U.S. consumer credit expanded in March at the fastest pace since late 2001, boosted by a rebound in credit-card use, and higher student and car loans, data from the Federal Reserve showed Monday.

Total consumer credit grew by $21.36 billion, or 10.2 percent, to $2.542 trillion in March, after an upwardly revised $9.3 billion expansion in February. This was significantly higher than the $8.5 billion increase economists had called for and brings the total expansion in consumer credit to $48.1 billion for the first quarter of 2012.

The main driver remained the non-revolving component, which includes student and car loans. It climbed by $16.2 billion following a revised $11.62-billion gain in February.

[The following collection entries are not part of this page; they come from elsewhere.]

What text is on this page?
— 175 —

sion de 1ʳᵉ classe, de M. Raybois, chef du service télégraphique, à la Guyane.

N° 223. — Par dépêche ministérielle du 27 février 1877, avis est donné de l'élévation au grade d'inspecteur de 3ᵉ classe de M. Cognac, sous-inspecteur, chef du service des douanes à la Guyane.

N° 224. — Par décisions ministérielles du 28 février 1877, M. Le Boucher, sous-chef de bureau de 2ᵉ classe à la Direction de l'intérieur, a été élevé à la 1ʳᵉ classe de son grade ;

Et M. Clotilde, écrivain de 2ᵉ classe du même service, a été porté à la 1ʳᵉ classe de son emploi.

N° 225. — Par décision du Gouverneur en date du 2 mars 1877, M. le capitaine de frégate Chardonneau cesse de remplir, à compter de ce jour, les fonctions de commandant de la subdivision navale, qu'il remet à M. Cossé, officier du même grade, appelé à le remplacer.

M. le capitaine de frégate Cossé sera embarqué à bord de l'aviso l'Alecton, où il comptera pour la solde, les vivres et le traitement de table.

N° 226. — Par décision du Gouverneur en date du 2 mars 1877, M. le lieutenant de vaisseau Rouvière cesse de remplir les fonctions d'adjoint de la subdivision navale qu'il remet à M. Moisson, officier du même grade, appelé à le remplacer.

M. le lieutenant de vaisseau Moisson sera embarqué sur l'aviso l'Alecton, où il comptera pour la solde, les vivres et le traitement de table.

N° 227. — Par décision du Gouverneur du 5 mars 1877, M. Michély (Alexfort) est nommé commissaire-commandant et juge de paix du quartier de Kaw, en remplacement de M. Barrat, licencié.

Revolving credit, which includes credit-card debt, increased in March by $5.18 billion to $803.63 billion, it's the first gain in three months.

We expect that student loan growth will continue to push the level of consumer credit outstanding higher, and we look for revolving credit to expand as banks become more willing to lend, Barclay's economist Cooper Howes wrote in a note to clients on Monday.

Stocks were mixed. The S&P 500 climbed back into positive territory in the last minutes of trading, gaining 0.59 points, to 1,369.69, while the Dow Jones Industrial Average gave up 28.46 points, to 13,009.81.